Albert Pierrepoint was a British civilian executioner. Albert served as the assistant executioner for his uncle, Thomas Pierrepoint, in seven executions of American soldiers in Britain during World War II. The Pierrepoints were a Yorkshire family who provided three of Britain’s Chief Executioners (sometimes called “scaffolders”) in the first half of the 20th century. Henry Pierrepoint (March 1878 – December 14, 1922) took up the craft first, hanging 105 men from 1901 to 1910. According to reputable sources, Henry could execute a man in the time it took the prison clock to strike eight – leading him from his cell to the adjacent death chamber on the first stroke, and having him suspended, dead on the rope, by the eighth and final stroke. Henry persuaded his older brother Thomas W. to take up the calling.
Born in 1870, Thomas Pierrepoint served as a hangman from 1909 to 1946; he is credited with having carried out 294 hangings. Thomas W. Pierrepoint served as the chief executioner of 17 American soldiers – 16 in Great Britain and one in France. Thomas W. Pierrepoint died on February 10, 1954 in Bradford, England. Later, Albert Pierrepoint recalled that his uncle Thomas on one occasion counseled him on how to conduct an execution stating, “If you can’t do it without whisky, don’t do it at all.”

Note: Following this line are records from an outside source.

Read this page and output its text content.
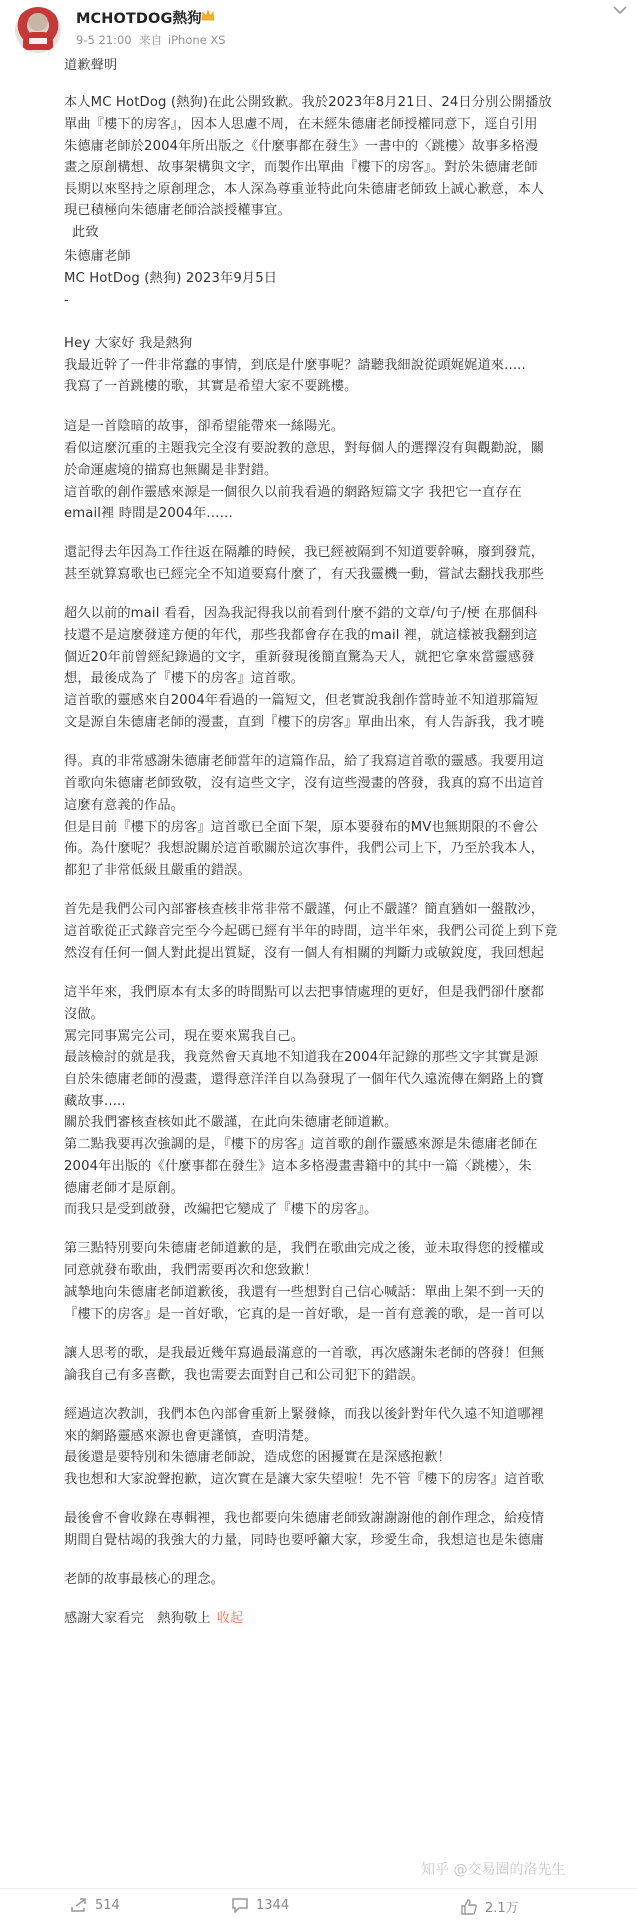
MCHOTDOG熱狗
9-5 21:00 来自 iPhone XS
道歉聲明
本人MC HotDog (熱狗)在此公開致歉。我於2023年8月21日、24日分別公開播放
單曲『樓下的房客』，因本人思慮不周，在未經朱德庸老師授權同意下，逕自引用
朱德庸老師於2004年所出版之《什麼事都在發生》一書中的〈跳樓〉故事多格漫
畫之原創構想、故事架構與文字，而製作出單曲『樓下的房客』。對於朱德庸老師
長期以來堅持之原創理念，本人深為尊重並特此向朱德庸老師致上誠心歉意，本人
現已積極向朱德庸老師洽談授權事宜。
此致
朱德庸老師
MC HotDog (熱狗) 2023年9月5日
-
Hey 大家好 我是熱狗
我最近幹了一件非常蠢的事情，到底是什麼事呢？請聽我細說從頭娓娓道來.....
我寫了一首跳樓的歌，其實是希望大家不要跳樓。
這是一首陰暗的故事，卻希望能帶來一絲陽光。
看似這麼沉重的主題我完全沒有要說教的意思，對每個人的選擇沒有與觀勸說，關
於命運處境的描寫也無關是非對錯。
這首歌的創作靈感來源是一個很久以前我看過的網路短篇文字 我把它一直存在
email裡 時間是2004年……
還記得去年因為工作往返在隔離的時候，我已經被隔到不知道要幹嘛，廢到發荒，
甚至就算寫歌也已經完全不知道要寫什麼了，有天我靈機一動，嘗試去翻找我那些
超久以前的mail 看看，因為我記得我以前看到什麼不錯的文章/句子/梗 在那個科
技還不是這麼發達方便的年代，那些我都會存在我的mail 裡，就這樣被我翻到這
個近20年前曾經紀錄過的文字，重新發現後簡直驚為天人，就把它拿來當靈感發
想，最後成為了『樓下的房客』這首歌。
這首歌的靈感來自2004年看過的一篇短文，但老實說我創作當時並不知道那篇短
文是源自朱德庸老師的漫畫，直到『樓下的房客』單曲出來，有人告訴我，我才曉
得。真的非常感謝朱德庸老師當年的這篇作品，給了我寫這首歌的靈感。我要用這
首歌向朱德庸老師致敬，沒有這些文字，沒有這些漫畫的啓發，我真的寫不出這首
這麼有意義的作品。
但是目前『樓下的房客』這首歌已全面下架，原本要發布的MV也無期限的不會公
佈。為什麼呢？我想說關於這首歌關於這次事件，我們公司上下，乃至於我本人，
都犯了非常低級且嚴重的錯誤。
首先是我們公司內部審核查核非常非常不嚴謹，何止不嚴謹？簡直猶如一盤散沙，
這首歌從正式錄音完至今今起碼已經有半年的時間，這半年來，我們公司從上到下竟
然沒有任何一個人對此提出質疑，沒有一個人有相關的判斷力或敏銳度，我回想起
這半年來，我們原本有太多的時間點可以去把事情處理的更好，但是我們卻什麼都
沒做。
罵完同事罵完公司，現在要來罵我自己。
最該檢討的就是我，我竟然會天真地不知道我在2004年記錄的那些文字其實是源
自於朱德庸老師的漫畫，還得意洋洋自以為發現了一個年代久遠流傳在網路上的寶
藏故事.....
關於我們審核查核如此不嚴謹，在此向朱德庸老師道歉。
第二點我要再次強調的是，『樓下的房客』這首歌的創作靈感來源是朱德庸老師在
2004年出版的《什麼事都在發生》這本多格漫畫書籍中的其中一篇〈跳樓〉，朱
德庸老師才是原創。
而我只是受到啟發，改編把它變成了『樓下的房客』。
第三點特別要向朱德庸老師道歉的是，我們在歌曲完成之後，並未取得您的授權或
同意就發布歌曲，我們需要再次和您致歉！
誠摯地向朱德庸老師道歉後，我還有一些想對自己信心喊話：單曲上架不到一天的
『樓下的房客』是一首好歌，它真的是一首好歌，是一首有意義的歌，是一首可以
讓人思考的歌，是我最近幾年寫過最滿意的一首歌，再次感謝朱老師的啓發！但無
論我自己有多喜歡，我也需要去面對自己和公司犯下的錯誤。
經過這次教訓，我們本色內部會重新上緊發條，而我以後針對年代久遠不知道哪裡
來的網路靈感來源也會更謹慎，查明清楚。
最後還是要特別和朱德庸老師說，造成您的困擾實在是深感抱歉！
我也想和大家說聲抱歉，這次實在是讓大家失望啦！先不管『樓下的房客』這首歌
最後會不會收錄在專輯裡，我也都要向朱德庸老師致謝謝謝他的創作理念，給疫情
期間自覺枯竭的我強大的力量，同時也要呼籲大家，珍愛生命，我想這也是朱德庸
老師的故事最核心的理念。
感謝大家看完　熱狗敬上 收起
知乎 @交易圈的洛先生
514	1344	2.1万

Albert Pierrepoint, born March 30, 1905 at Clayton, a district of Bradford in the West Riding of Yorkshire, Henry’s son and Thomas’s nephew, outdid his father and uncle combined, and executed 434 people (including 16 women) between 1932 and 1956. Young Albert was nine when he first conceived the ambition to become an executioner. “Hanging must run in the blood,” he once explained. “It requires a natural flair. The judgment and timing of a first-rate hangman cannot be acquired.” His record was 17 hangings in one day. Albert hanged common criminals, 15 German spies, American soldiers and Nazi war criminals. Pierrepoint hanged Irma Grese, a female concentration camp guard, Josef Kramer, a concentration camp commandant and Lord Haw-Haw, a British traitor who broadcast for Germany in World War II.

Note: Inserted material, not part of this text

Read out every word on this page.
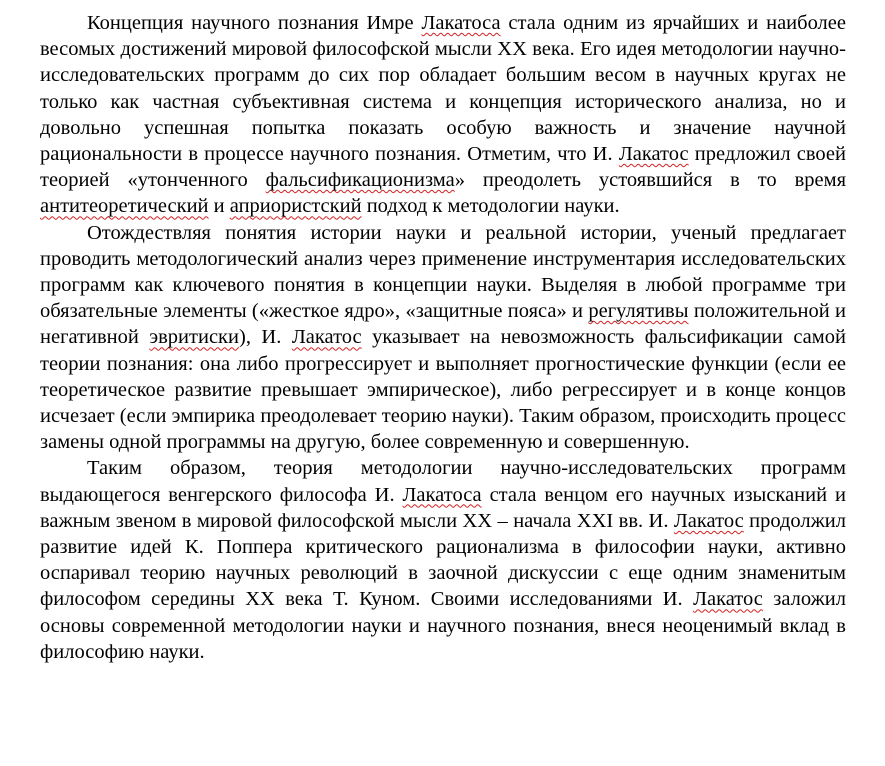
Концепция научного познания Имре Лакатоса стала одним из ярчайших и наиболее весомых достижений мировой философской мысли ХХ века. Его идея методологии научно-исследовательских программ до сих пор обладает большим весом в научных кругах не только как частная субъективная система и концепция исторического анализа, но и довольно успешная попытка показать особую важность и значение научной рациональности в процессе научного познания. Отметим, что И. Лакатос предложил своей теорией «утонченного фальсификационизма» преодолеть устоявшийся в то время антитеоретический и априористский подход к методологии науки.

Отождествляя понятия истории науки и реальной истории, ученый предлагает проводить методологический анализ через применение инструментария исследовательских программ как ключевого понятия в концепции науки. Выделяя в любой программе три обязательные элементы («жесткое ядро», «защитные пояса» и регулятивы положительной и негативной эвритиски), И. Лакатос указывает на невозможность фальсификации самой теории познания: она либо прогрессирует и выполняет прогностические функции (если ее теоретическое развитие превышает эмпирическое), либо регрессирует и в конце концов исчезает (если эмпирика преодолевает теорию науки). Таким образом, происходить процесс замены одной программы на другую, более современную и совершенную.

Таким образом, теория методологии научно-исследовательских программ выдающегося венгерского философа И. Лакатоса стала венцом его научных изысканий и важным звеном в мировой философской мысли ХХ – начала XXI вв. И. Лакатос продолжил развитие идей К. Поппера критического рационализма в философии науки, активно оспаривал теорию научных революций в заочной дискуссии с еще одним знаменитым философом середины ХХ века Т. Куном. Своими исследованиями И. Лакатос заложил основы современной методологии науки и научного познания, внеся неоценимый вклад в философию науки.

In 1954, Pierrepoint himself was “sentenced to death” by the Irish Republican Army for his execution of a terrorist in Dublin in 1944. Normally, Pierrepoint traveled to Ireland incognito to and from executions.

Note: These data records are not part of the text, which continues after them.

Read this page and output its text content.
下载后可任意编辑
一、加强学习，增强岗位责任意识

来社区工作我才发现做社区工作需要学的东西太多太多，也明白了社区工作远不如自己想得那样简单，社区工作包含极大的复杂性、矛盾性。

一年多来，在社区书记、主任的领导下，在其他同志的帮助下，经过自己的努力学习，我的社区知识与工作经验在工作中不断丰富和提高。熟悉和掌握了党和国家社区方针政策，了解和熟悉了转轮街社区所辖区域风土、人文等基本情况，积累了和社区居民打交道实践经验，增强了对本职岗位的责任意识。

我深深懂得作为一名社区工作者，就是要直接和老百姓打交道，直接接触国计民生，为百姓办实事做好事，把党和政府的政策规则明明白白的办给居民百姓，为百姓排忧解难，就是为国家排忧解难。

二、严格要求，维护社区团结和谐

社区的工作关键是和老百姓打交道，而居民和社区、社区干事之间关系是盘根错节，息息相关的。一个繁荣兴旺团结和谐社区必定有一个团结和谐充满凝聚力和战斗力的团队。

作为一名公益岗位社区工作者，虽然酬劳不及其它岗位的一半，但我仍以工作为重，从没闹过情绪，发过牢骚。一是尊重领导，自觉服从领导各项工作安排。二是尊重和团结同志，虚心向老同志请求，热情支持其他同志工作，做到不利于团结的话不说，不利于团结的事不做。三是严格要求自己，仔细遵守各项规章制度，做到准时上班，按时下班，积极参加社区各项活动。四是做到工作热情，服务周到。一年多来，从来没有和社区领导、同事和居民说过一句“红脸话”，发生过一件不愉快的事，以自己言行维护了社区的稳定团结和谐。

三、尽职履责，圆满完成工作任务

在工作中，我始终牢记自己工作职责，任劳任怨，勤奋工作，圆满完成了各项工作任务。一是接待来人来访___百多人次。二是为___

Albert Pierrepoint resigned over a disagreement about fees in 1956, when he was not paid the full fee of 15£ for an execution. He then was appointed a British Boxing Board of Control inspector. In 1974 he published his autobiography, Executioner: Pierrepoint.
Albert Pierrepoint and his wife Annie retired to the seaside town of Southport. In his memoirs, on the final page, Albert Pierrepoint concluded, “The trouble with the death sentence has always been that nobody wanted it for everybody, but everybody differed about who should get off.” Pierrepoint was also the proprietor for two pubs, “Help the Poor Struggler” and the “Rose and Crown.” Albert Pierrepoint died on July 10, 1992 in a nursing home in Southport.